This BBC article by Jonathan Amos tells us that new evidence appears to support the ‘dogs as scavengers’ hypothesis (i.e., that the human-dog relationship evolved through a process of assimilation; dogs hung around the food generated by human settlements, so hung around human settlements and moved from a commensal to a mutualistic relationship with humans by gradually involving themselves in human existence. The most docile and cooperative would be more successful and may therefore have benefited from additional human benefaction.
The ‘opposing’ hypothesis is that we humans were the agents in the interaction; some humans adopted wolves (as puppies, it is often suggested, which allowed them to be more easily tamed) and began to use them for hunting or possibly security, selecting for traits that served the humans best.

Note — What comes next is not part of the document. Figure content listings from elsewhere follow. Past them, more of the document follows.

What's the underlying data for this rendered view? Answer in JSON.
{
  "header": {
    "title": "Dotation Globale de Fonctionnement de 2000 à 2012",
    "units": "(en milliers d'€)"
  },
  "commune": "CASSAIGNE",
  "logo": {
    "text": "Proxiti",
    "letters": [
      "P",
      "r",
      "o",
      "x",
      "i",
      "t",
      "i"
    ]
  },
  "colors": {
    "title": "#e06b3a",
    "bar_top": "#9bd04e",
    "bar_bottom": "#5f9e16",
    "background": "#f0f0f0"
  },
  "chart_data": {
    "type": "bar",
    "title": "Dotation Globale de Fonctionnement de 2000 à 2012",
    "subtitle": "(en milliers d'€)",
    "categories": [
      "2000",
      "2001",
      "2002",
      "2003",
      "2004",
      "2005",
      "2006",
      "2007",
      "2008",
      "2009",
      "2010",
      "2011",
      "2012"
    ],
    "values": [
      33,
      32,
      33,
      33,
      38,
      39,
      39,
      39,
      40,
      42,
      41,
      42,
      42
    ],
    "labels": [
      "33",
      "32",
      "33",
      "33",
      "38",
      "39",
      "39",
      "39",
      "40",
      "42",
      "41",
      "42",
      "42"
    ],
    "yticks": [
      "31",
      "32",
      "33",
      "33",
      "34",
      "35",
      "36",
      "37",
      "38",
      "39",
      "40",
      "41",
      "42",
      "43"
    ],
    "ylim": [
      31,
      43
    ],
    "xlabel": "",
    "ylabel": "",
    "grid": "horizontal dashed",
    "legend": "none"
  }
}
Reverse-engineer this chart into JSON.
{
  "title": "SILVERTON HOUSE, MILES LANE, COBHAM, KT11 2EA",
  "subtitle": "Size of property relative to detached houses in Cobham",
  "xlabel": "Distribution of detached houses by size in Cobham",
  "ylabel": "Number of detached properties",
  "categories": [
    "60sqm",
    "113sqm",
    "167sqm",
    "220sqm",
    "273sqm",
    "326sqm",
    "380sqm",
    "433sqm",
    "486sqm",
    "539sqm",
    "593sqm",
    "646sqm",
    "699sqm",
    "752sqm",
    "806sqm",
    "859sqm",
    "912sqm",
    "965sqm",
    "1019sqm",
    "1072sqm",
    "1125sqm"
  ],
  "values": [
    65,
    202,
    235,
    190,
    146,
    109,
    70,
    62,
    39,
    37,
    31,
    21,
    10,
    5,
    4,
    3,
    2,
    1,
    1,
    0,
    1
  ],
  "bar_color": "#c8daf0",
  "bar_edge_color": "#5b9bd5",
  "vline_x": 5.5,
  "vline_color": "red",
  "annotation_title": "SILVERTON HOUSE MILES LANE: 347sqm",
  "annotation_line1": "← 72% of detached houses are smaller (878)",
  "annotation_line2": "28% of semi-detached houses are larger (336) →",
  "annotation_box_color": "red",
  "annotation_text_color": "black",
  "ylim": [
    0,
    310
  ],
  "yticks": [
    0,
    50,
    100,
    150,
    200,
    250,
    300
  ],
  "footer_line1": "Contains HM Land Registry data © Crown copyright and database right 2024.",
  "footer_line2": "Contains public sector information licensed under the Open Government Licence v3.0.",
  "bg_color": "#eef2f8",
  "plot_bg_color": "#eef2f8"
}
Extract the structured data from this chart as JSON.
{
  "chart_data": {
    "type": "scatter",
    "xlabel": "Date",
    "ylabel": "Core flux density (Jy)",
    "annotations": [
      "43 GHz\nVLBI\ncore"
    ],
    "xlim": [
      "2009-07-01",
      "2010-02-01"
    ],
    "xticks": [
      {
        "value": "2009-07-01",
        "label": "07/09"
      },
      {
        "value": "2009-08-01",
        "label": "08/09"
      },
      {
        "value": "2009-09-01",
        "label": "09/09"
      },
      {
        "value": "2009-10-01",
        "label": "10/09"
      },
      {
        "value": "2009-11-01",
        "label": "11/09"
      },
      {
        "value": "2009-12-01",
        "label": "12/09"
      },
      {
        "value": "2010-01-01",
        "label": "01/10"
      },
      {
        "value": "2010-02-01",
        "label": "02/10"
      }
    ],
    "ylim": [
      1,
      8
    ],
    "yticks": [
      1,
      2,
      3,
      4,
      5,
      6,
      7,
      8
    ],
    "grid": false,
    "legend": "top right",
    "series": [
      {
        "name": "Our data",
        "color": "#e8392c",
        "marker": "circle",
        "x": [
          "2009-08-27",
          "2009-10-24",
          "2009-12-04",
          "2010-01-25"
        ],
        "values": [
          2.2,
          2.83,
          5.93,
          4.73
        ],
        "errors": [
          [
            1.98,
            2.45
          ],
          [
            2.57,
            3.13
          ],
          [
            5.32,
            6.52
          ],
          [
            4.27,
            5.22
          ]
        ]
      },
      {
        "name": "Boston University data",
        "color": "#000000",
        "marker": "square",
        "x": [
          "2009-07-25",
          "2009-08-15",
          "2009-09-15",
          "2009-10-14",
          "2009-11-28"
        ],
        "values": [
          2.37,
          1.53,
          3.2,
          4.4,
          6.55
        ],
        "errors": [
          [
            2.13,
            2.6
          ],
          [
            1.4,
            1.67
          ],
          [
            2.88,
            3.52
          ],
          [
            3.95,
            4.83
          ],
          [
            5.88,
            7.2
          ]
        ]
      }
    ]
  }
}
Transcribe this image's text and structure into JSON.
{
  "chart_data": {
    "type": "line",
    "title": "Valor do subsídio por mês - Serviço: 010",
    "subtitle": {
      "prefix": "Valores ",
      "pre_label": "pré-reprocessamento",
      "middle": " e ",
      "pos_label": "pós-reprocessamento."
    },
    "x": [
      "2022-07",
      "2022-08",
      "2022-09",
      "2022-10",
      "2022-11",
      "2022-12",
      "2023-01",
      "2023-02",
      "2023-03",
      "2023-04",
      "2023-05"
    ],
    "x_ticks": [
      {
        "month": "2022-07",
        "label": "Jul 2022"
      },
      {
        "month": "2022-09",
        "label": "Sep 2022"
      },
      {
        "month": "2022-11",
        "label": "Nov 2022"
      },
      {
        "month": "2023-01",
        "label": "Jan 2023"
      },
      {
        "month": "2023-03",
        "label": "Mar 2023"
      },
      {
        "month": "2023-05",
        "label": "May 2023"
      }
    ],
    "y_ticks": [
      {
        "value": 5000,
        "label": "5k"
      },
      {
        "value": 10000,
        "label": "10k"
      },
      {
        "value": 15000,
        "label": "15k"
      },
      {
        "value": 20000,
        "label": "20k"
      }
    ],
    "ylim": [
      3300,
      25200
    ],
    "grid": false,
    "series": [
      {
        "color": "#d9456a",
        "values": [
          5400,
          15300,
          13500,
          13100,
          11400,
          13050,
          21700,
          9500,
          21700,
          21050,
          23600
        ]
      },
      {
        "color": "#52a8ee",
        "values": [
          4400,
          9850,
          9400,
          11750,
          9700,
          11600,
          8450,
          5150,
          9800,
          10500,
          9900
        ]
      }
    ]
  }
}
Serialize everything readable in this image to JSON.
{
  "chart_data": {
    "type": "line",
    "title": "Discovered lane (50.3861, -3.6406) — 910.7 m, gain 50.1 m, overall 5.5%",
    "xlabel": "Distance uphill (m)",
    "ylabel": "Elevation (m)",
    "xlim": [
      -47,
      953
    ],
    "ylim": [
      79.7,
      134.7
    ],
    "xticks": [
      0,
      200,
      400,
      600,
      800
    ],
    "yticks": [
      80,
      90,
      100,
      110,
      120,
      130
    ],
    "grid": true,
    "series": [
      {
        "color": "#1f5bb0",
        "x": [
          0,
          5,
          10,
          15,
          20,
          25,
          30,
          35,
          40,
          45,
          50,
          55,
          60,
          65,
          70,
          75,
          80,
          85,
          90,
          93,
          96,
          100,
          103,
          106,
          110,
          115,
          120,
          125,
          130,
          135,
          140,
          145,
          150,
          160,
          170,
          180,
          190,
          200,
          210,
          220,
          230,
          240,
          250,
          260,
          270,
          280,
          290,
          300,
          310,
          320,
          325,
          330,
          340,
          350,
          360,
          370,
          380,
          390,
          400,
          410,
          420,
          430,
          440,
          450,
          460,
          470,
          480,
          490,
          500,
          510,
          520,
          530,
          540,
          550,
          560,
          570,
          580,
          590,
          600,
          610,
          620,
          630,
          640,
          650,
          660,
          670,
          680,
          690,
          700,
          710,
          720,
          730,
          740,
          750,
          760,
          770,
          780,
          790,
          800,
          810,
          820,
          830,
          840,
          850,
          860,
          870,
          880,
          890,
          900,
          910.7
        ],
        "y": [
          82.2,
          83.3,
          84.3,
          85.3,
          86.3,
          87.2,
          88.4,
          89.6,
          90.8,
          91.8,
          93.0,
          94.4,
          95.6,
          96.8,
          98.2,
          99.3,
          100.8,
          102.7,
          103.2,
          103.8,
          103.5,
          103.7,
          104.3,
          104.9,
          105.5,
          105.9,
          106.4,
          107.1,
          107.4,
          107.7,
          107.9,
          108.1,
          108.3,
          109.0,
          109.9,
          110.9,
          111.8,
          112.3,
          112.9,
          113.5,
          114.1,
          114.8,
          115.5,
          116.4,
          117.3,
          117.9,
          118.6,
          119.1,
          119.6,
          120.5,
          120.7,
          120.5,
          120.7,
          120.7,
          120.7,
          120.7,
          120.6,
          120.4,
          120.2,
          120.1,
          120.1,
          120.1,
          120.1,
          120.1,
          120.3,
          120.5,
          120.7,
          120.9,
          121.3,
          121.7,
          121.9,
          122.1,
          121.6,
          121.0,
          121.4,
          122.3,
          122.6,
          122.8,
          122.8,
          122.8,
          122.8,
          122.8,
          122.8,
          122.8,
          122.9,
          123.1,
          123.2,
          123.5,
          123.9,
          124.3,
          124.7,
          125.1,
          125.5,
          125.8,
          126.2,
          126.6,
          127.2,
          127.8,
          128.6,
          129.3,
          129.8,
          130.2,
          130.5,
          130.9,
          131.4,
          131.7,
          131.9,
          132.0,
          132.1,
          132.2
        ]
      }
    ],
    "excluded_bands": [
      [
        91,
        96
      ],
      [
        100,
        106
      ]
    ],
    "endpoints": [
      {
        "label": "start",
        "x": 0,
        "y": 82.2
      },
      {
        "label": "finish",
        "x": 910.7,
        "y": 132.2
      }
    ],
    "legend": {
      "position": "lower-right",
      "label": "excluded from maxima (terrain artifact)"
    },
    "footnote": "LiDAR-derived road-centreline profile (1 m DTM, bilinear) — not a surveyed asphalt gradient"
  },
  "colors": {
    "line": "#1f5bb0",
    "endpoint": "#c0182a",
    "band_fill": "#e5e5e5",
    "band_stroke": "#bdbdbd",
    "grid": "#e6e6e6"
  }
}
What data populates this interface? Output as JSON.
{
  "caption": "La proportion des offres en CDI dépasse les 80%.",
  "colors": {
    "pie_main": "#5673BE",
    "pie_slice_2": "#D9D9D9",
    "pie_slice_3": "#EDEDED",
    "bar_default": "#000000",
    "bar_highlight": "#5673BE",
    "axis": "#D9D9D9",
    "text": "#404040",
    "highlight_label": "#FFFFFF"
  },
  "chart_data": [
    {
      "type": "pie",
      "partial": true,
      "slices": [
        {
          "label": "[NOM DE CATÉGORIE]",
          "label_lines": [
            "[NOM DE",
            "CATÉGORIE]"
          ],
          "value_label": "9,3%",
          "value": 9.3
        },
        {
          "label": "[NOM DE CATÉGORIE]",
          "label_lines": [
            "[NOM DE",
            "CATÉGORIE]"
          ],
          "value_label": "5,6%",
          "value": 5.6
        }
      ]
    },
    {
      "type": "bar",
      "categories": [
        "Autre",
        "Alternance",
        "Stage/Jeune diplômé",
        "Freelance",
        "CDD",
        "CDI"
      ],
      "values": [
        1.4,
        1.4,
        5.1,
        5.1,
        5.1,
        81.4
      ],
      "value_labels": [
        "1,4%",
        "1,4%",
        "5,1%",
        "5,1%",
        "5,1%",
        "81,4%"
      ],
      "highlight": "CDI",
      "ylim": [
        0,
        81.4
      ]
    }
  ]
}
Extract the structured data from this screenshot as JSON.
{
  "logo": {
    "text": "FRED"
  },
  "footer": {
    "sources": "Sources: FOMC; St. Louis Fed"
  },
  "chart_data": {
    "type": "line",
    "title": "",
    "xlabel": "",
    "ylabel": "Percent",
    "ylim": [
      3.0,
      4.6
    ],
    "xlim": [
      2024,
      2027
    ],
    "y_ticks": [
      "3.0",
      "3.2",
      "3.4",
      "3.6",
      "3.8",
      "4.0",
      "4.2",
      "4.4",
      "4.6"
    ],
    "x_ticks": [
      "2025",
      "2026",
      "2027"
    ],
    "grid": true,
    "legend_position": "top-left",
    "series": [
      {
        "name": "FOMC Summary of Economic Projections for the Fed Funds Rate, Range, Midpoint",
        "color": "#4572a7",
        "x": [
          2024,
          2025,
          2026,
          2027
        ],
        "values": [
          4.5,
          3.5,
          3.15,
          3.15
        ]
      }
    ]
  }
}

If I had to pick one, I would go for the scavenger hypothesis; not just because of this recent evidence, which is interesting, but also because in some cultures dogs still are, essentially, commensals. They hang around villages, not owned and not wanted, and scavenge. Genetically, these dogs are as closely related to wolves as they are domestic dogs; the researchers think this indicates that they have been more ‘naturally selected’ than other domestic dogs, with less human input into their evolutionary development. (This suggests, though, that human involvement in an association automatically makes the result ‘unnatural’, a line of thought I don’t tend to agree with – more on that another time).
The human preferences in question have led, it is thought, to ‘neoteny’ in dogs. This means they appear to have evolved into permanent wolf-pups, with many youthful characteristics, (that would in wolves be ‘grown out of’) preserved into adulthood. Examples are obedience, docility, flatter faces and floppy ears, though this obviously varies between breeds and individuals.
Personally, I don’t think the two theories are necessarily mutually-exclusive; if I remember rightly, there is also evidence to suggest that wolves were domesticated almost concurrently in multiple cultures; this being the case, there’s no reason why different processes could have prevailed in different areas. There’s also nothing to say that humans chose to feed, raise and employ certain individuals from the local scavenger pack, which could have accelerated a symbiotic process.
Acknowledging, then, that the dog is not a chosen domesticate or companion everywhere, for those cultures (like mine) which have an enduring and generally positive relationship with them, I prefer to think in terms of ‘co-evolution’: we didn’t pin them down and force them to associate with us and they didn’t coerce us into it…. I like to think we chose one another.